Tetris Effect does an incredible job of keeping the player immersed, and one of the best ways it does it is by giving the player control of the music. Moving tetriminos, rotating and dropping them, and clearing lines affects the music in dynamic ways. This is only complimented by playing the game in VR. This, surprisingly, was my favorite way to play the game. The first time I booted up the game in VR and was able to look around me and see myself being showered in falling stars as trance/world music washed over me was my favorite VR experience to date. The interactivity of the music, the intense and sometime overwhelming visuals, and solid core gameplay all blend together to create a cohesive and sometimes emotional experience. The few songs in the game with lyrics all share a common motif--togetherness--and as cheesy as it sounds, you feel like you’re part of something bigger when playing in VR.

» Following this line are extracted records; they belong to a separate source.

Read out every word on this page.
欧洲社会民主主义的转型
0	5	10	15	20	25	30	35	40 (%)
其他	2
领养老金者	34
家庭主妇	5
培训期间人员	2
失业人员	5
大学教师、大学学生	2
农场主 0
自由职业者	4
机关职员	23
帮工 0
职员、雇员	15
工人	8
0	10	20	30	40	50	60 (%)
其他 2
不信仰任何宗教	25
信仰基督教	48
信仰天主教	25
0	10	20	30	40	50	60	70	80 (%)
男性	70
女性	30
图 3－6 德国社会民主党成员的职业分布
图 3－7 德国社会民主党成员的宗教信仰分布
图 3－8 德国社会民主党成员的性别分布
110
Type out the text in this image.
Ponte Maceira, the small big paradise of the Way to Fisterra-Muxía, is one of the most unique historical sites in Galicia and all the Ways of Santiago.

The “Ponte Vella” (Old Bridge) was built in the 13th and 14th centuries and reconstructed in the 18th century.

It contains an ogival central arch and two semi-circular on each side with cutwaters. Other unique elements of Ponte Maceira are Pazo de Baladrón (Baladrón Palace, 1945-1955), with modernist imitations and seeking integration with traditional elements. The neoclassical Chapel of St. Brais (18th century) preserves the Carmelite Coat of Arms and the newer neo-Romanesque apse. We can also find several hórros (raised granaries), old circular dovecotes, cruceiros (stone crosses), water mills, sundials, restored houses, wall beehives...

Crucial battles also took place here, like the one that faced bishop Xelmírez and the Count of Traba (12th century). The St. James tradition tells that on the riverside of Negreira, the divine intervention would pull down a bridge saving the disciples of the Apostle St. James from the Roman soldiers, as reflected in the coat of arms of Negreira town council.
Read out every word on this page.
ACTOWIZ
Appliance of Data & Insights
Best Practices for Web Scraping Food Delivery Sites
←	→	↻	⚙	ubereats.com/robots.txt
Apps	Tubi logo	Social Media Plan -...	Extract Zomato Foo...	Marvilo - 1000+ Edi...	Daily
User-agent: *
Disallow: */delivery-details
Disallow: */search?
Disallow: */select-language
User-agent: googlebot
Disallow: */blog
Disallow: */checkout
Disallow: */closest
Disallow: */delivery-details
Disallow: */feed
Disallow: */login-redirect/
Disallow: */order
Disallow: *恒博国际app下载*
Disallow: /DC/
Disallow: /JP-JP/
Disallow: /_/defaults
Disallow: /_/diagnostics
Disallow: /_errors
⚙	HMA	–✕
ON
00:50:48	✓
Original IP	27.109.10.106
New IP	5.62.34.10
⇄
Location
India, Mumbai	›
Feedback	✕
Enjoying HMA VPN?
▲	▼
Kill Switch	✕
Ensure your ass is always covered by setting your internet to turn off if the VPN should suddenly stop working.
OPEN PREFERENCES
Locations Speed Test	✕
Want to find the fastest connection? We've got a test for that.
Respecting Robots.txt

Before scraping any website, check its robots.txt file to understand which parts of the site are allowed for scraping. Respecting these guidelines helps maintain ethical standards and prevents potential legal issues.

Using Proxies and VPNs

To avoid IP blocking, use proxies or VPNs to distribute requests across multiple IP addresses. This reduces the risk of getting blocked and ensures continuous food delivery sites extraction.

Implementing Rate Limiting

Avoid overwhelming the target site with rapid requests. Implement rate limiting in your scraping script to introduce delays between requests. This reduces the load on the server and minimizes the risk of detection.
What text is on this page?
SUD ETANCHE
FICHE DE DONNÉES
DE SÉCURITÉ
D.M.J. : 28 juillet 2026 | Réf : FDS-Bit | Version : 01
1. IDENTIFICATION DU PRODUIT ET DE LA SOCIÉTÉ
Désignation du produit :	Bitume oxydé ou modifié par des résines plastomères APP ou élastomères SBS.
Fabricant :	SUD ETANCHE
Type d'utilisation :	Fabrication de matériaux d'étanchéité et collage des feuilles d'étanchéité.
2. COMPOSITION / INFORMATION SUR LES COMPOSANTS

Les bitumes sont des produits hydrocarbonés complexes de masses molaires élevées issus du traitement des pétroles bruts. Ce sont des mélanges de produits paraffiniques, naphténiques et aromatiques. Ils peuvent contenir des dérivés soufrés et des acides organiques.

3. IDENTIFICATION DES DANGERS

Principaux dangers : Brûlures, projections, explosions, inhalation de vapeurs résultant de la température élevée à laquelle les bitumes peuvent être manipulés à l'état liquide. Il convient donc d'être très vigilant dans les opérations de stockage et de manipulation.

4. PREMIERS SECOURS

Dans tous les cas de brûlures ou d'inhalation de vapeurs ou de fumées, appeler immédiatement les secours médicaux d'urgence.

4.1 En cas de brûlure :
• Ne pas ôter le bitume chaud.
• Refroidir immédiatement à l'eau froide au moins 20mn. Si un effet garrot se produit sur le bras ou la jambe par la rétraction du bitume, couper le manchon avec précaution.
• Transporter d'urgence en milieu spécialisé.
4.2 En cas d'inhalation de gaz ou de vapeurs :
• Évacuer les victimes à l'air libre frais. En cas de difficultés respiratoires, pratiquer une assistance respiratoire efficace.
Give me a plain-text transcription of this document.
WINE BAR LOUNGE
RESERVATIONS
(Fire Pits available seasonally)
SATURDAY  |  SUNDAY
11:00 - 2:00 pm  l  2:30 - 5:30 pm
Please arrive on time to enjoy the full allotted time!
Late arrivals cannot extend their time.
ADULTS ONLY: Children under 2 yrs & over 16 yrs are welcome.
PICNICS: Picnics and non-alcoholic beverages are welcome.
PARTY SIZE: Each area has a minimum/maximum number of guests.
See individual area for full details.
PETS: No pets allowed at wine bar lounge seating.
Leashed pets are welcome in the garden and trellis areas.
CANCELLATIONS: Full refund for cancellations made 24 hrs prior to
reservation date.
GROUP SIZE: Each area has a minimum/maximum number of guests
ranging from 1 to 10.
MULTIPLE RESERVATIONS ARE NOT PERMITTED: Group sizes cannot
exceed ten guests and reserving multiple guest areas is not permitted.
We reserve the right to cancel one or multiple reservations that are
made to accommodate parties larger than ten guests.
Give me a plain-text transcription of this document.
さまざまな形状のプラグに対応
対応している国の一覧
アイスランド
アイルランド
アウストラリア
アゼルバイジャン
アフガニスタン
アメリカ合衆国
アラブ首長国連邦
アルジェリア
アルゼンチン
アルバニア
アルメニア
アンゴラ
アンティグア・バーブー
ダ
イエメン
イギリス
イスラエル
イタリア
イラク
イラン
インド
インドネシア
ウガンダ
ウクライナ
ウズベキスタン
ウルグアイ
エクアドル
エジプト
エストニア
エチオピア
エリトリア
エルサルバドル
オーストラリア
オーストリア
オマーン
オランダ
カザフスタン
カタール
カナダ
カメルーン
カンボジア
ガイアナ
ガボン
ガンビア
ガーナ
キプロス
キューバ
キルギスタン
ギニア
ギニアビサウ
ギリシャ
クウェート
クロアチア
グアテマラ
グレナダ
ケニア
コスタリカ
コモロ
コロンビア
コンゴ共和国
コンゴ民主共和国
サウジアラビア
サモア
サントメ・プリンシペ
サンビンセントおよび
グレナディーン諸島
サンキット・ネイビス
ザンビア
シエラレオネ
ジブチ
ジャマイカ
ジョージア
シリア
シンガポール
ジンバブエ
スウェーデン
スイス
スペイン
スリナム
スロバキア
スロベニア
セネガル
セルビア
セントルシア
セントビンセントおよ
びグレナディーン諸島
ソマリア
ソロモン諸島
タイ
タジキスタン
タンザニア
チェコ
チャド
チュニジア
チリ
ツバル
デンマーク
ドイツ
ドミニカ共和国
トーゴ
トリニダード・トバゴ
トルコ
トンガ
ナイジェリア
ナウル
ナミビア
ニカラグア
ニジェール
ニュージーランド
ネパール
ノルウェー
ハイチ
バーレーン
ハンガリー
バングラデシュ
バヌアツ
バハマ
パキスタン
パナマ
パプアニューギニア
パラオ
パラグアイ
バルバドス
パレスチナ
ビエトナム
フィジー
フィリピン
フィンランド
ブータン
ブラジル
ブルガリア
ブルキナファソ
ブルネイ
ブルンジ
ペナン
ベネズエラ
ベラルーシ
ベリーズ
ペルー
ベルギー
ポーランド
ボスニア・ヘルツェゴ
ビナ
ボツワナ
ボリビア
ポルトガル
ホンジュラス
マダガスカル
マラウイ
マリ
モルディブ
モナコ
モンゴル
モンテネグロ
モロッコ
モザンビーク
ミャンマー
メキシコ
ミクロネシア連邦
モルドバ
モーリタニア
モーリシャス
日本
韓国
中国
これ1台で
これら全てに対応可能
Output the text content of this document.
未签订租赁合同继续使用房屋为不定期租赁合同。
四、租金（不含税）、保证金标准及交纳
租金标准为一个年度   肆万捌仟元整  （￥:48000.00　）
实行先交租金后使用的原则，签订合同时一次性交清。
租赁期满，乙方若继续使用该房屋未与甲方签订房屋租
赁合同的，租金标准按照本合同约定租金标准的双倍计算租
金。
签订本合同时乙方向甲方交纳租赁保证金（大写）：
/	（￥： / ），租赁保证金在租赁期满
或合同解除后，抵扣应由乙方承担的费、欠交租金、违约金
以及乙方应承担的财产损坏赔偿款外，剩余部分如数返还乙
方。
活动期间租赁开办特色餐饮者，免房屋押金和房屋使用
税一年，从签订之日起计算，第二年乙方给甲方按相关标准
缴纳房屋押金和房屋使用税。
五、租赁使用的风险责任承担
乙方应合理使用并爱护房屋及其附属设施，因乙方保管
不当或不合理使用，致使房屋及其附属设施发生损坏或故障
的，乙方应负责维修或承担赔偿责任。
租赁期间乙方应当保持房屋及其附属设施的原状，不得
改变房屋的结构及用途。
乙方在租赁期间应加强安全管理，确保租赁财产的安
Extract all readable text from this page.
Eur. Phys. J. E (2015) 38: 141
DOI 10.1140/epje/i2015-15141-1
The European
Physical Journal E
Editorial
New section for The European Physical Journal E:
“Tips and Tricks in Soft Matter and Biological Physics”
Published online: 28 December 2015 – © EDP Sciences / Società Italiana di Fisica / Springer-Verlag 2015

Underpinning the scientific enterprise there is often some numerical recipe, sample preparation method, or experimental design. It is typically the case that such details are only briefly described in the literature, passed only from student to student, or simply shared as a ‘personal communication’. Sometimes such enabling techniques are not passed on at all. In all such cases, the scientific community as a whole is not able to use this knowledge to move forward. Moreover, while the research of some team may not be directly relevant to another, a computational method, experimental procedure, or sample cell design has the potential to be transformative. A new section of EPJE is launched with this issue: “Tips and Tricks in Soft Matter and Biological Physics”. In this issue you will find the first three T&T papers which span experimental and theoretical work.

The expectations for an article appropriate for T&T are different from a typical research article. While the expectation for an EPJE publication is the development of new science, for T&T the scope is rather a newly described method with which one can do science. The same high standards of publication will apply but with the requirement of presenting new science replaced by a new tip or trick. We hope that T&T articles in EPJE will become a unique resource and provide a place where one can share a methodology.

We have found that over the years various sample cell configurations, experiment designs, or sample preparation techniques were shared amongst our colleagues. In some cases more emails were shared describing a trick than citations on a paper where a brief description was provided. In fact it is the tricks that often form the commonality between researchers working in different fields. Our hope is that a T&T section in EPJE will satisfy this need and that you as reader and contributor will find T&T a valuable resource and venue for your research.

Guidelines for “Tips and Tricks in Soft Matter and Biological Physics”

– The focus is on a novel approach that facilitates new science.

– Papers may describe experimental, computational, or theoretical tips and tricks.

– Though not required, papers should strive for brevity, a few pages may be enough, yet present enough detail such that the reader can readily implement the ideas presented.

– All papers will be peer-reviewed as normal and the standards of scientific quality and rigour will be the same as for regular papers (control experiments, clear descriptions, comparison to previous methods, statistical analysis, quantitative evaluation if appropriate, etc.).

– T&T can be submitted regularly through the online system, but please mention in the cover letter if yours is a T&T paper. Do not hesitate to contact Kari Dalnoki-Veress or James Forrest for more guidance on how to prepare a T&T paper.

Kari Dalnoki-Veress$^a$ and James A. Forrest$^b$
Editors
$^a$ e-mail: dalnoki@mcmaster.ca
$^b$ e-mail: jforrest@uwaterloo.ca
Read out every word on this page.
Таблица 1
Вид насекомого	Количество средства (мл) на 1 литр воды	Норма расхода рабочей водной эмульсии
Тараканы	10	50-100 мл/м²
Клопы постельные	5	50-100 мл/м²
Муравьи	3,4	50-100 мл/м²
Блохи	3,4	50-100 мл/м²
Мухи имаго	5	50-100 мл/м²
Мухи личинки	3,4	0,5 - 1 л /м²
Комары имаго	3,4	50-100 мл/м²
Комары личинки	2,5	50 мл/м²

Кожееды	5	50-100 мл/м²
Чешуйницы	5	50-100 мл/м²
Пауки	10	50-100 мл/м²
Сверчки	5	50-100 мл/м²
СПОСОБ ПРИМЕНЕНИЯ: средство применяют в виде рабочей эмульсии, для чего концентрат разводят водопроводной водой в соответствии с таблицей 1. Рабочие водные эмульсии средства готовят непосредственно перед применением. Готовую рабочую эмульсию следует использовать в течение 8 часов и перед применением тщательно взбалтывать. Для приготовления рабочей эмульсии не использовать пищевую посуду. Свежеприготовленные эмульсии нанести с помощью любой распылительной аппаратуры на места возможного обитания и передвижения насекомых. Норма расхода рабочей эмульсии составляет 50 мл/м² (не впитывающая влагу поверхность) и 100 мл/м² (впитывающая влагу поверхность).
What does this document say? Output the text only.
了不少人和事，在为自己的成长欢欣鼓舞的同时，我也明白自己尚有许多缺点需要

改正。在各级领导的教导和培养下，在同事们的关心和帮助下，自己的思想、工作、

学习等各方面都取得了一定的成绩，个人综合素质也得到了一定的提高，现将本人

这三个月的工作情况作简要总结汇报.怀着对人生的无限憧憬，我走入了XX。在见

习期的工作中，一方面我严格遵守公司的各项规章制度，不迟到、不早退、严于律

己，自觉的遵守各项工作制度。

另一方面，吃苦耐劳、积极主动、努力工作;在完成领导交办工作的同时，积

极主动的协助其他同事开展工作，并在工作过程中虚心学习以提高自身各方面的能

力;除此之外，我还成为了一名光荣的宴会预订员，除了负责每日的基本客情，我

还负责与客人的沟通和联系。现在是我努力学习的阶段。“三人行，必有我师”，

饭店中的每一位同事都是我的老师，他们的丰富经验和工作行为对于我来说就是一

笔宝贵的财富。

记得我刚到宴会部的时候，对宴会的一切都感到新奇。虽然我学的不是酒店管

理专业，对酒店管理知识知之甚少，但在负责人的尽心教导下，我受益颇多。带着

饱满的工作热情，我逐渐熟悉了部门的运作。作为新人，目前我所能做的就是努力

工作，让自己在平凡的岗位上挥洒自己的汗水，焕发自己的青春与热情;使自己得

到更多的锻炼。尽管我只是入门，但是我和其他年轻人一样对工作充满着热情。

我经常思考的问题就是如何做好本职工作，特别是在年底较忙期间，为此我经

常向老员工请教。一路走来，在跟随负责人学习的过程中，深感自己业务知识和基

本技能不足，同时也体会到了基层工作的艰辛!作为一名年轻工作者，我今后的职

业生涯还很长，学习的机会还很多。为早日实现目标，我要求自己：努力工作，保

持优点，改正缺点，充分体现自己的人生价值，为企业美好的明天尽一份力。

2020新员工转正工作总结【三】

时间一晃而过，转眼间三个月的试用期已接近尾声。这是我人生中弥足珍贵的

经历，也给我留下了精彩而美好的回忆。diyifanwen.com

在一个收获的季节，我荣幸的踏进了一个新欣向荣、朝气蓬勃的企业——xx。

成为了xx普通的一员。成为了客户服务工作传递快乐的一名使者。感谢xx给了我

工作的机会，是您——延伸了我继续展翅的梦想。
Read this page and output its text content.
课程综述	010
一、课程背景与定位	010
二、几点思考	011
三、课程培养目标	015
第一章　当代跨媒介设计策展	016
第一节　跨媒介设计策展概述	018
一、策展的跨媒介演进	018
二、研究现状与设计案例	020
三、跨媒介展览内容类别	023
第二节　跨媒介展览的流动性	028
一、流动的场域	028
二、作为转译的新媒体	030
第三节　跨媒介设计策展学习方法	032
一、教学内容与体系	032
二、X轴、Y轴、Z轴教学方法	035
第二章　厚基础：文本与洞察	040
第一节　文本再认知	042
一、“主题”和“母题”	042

In addition to the Journey mode, the game features Effect mode. These are a series of Tetris variants, and feature some models you might be familiar with. There are established modes like Marathon (clear 300 lines as fast as you can) or Sprint (clear 40 lines in a set amount of time), but also new modes such as Purify, where players must kill off infected tetriminos as fast as possible. These offer a good break from the core game, and even act as tutorials to a degree. Take, for example, the mode called All Clear. This mode gives you a partially filled in well with a set number of pieces to drop. I found playing this mode allowed me to spot unique solutions to problems in my regular Tetris play. Tetris Effect will also have weekend challenges, where players must come together and clear a certain number of lines to unlock new avatars for players to use on their profiles, adding a reason to come back to the game frequently.
Tetris Effect, from top to bottom, is my favorite iteration of Tetris yet. The music and visuals work together to create a truly unique Tetris experience, that is only enhanced by VR.